Ex-presidente da OAB se posiciona contrário à ação que questiona constitucionalidade da COECV / Biaman Prado

O ex-presidente da OAB Mário de Andrade Macieira também se manifestou contrário à ação da Ordem, em artigo publicado no Jornal Pequeno. Macieira defende a constitucionalidade da lei e afirma que a legislação "vai ao encontro de todos os princípios fundamentais (...) de modo a evitar mortes, prisões, desabrigo e, sobretudo, mais violência”.

O advogado aproveita a oportunidade para instigar a ação do órgão na resolução de conflitos.

"Melhor seria, nessa linha, [que] fosse questionada a menor aquisição de terras para fins de reforma agrária pelo Governo Federal desde 1995 ou a paralisação de 413 processos de reforma agrária com a interrupção de vistorias e análises sobre desapropriação de imóveis rurais pelo INCRA, o que, sem dúvida alguma, impacta na qualidade de vida do povo maranhense", diz.


Corpo do cacique Firmino Silvino Guajajara é sepultado no Maranhão / Magno Guajajara

O Conselho Indigenista Missionário (Cimi) lançou nota oficial onde declara que “é preocupante que a OAB/MA queira burlar – em plena pandemia do coronavírus que castiga os mais pobres ao favorecer os despejos e as remoções forçadas – a ONU e o próprio STF, que garantiram a suspensão de reintegrações e despejos em um momento de extrema vulnerabilidade que atinge principalmente aos mais impactados pela pandemia”.

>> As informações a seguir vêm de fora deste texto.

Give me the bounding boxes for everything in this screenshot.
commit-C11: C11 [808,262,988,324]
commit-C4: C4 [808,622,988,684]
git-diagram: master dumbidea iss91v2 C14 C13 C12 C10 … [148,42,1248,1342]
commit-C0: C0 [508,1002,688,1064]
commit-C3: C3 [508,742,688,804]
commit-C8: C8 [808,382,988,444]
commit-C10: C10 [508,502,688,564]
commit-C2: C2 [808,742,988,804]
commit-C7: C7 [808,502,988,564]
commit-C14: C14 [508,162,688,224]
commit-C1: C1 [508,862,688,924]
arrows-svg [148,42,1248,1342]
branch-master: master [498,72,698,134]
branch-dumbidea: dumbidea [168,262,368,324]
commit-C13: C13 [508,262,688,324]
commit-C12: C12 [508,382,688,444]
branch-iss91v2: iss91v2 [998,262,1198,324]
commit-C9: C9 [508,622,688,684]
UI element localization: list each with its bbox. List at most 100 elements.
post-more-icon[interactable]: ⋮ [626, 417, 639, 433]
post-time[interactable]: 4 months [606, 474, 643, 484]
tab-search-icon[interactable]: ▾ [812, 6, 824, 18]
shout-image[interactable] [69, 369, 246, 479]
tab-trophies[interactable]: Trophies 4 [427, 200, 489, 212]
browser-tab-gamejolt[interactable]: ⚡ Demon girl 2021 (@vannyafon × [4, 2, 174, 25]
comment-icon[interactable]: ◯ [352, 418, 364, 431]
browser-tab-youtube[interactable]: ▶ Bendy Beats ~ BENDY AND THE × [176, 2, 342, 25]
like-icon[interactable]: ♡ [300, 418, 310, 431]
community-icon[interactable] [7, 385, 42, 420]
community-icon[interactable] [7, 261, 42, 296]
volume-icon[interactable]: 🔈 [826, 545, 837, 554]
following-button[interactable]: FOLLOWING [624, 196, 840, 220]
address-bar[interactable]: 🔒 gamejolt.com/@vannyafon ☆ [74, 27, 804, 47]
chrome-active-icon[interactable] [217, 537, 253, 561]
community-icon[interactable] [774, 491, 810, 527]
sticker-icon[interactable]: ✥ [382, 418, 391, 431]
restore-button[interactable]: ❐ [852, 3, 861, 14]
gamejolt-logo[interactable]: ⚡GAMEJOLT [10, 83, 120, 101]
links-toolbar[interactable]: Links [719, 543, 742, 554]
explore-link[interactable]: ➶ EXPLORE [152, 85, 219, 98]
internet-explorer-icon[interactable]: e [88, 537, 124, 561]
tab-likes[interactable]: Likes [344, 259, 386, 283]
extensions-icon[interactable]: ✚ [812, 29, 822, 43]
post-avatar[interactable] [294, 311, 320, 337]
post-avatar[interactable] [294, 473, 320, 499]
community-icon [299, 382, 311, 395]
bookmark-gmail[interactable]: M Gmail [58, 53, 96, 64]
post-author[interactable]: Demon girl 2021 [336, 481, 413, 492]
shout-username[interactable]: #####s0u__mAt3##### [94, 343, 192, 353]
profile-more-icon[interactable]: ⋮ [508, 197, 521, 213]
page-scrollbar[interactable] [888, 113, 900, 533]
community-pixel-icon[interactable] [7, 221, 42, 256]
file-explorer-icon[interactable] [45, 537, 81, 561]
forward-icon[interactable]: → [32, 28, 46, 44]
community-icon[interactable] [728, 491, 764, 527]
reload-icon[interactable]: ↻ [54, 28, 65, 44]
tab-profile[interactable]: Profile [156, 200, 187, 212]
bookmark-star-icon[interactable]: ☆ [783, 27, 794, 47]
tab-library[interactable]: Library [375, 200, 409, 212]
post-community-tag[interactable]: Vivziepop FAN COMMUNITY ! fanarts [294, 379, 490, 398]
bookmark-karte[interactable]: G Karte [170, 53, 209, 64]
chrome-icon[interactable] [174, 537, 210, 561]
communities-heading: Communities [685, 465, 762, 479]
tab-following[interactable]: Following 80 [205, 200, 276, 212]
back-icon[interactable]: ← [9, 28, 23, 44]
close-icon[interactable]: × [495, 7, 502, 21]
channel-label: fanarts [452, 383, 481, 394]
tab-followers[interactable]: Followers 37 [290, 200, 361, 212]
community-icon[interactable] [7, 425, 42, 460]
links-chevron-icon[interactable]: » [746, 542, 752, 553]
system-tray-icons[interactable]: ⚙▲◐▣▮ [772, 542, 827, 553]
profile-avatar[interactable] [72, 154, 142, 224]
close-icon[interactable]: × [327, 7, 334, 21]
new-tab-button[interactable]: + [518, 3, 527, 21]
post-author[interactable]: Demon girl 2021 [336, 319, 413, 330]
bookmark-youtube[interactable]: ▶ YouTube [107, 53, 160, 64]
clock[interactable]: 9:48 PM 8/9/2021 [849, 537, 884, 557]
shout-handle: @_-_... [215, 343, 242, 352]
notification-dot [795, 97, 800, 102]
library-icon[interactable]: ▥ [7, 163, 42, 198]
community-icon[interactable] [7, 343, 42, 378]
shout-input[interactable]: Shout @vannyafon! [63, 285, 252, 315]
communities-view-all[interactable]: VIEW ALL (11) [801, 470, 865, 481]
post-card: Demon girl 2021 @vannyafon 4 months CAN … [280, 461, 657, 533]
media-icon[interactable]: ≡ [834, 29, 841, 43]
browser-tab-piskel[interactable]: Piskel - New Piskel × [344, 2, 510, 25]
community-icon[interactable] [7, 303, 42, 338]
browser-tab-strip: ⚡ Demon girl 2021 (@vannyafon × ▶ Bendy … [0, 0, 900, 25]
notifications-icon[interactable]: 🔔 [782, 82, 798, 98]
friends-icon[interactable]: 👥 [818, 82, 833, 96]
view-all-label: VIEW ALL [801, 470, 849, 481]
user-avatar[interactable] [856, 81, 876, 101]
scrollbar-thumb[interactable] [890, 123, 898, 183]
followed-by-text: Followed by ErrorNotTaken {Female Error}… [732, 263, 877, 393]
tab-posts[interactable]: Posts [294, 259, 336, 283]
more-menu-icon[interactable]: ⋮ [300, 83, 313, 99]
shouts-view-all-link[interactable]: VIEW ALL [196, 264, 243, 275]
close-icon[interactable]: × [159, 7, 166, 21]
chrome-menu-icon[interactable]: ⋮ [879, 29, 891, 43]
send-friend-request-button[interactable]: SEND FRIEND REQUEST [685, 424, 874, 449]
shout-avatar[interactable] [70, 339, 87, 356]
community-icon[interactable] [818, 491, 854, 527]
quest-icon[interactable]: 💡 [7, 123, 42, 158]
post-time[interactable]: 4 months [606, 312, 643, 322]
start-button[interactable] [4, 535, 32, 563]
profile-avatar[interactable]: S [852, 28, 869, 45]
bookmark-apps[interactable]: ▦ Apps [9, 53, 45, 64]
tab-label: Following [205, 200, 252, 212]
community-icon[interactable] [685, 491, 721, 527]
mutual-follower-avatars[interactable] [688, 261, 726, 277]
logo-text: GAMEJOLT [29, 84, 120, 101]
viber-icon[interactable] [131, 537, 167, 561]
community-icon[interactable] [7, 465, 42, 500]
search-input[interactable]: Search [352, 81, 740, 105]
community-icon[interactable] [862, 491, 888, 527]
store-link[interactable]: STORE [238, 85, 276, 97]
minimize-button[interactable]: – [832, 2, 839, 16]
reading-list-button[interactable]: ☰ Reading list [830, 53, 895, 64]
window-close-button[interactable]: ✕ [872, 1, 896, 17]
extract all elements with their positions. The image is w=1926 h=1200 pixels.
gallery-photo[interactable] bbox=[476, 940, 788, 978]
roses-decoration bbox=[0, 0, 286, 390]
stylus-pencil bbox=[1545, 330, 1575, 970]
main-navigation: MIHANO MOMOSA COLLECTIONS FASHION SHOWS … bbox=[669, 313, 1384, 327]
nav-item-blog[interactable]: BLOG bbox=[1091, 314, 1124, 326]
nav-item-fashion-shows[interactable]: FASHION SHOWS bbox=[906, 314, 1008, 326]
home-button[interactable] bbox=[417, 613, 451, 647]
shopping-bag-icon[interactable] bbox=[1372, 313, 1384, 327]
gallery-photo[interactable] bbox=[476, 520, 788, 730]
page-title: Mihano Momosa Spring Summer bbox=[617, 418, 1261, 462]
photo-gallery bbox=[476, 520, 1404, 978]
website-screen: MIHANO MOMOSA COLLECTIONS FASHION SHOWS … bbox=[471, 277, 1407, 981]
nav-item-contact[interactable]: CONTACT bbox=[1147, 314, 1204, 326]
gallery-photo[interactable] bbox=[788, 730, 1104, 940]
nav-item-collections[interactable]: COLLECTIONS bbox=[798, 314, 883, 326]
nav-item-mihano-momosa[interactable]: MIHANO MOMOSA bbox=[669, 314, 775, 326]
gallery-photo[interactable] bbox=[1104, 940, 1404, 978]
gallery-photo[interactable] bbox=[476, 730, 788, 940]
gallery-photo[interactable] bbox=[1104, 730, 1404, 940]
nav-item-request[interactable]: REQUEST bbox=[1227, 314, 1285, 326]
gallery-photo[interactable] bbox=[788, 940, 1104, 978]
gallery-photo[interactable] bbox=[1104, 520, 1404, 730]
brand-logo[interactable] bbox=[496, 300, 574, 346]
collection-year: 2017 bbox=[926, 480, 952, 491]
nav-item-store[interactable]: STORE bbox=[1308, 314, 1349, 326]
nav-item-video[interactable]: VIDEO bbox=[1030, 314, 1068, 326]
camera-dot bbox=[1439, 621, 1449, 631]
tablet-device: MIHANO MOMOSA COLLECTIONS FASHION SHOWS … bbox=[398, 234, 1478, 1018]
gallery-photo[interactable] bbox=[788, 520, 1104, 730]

Consultada pelo Brasil de Fato, a OAB-MA reforça o teor de nota previamente publicada.  

O órgão afirma que “não é contra a finalidade da COECV, pois defende todas as pautas relativas aos direitos humanos, assim como a necessidade de defender também a segurança jurídica, em especial, no que diz respeito à independência do Poder Judiciário e eficiência de suas decisões”.

Sobre a COECV

Com metodologia inovadora e pioneira no país, a COECV do Maranhão foi criada em 2015, nos moldes da Convenção 169 da Organização Internacional do Trabalho (OIT), da Lei Federal nº 8.629/1993, dos Decretos Federais nº 4.887/2003 e 6.040/2007 e da Lei Estadual nº 9.169/2010.

A COECV é composta por diversos órgãos do Governo do Estado, além de representações de órgãos de fiscalização e controle e representantes de organizações da sociedade civil do campo e da cidade.

Entre os órgãos do poder público estão a Secretaria de Estado dos Direitos Humanos e Participação Popular, a Secretaria de Estado de Segurança Pública, a Secretaria de Estado das Cidades, a Secretaria de Estado da Agricultura e Pecuária, o Instituto de Terras do Maranhão, o Comando Geral da Polícia Militar do Maranhão, a Defensoria Pública do Estado do Maranhão e representações convidadas, como do Ministério Público Estadual e de entidades da sociedade civil organizada.

A experiência e as ações desenvolvidas pelo grupo têm sido apresentadas em feiras e reuniões públicas pelo país e serviu de modelo para a criação de comissões semelhantes em outros estados, a exemplo da Paraíba, que criou a sua COECV em 2019.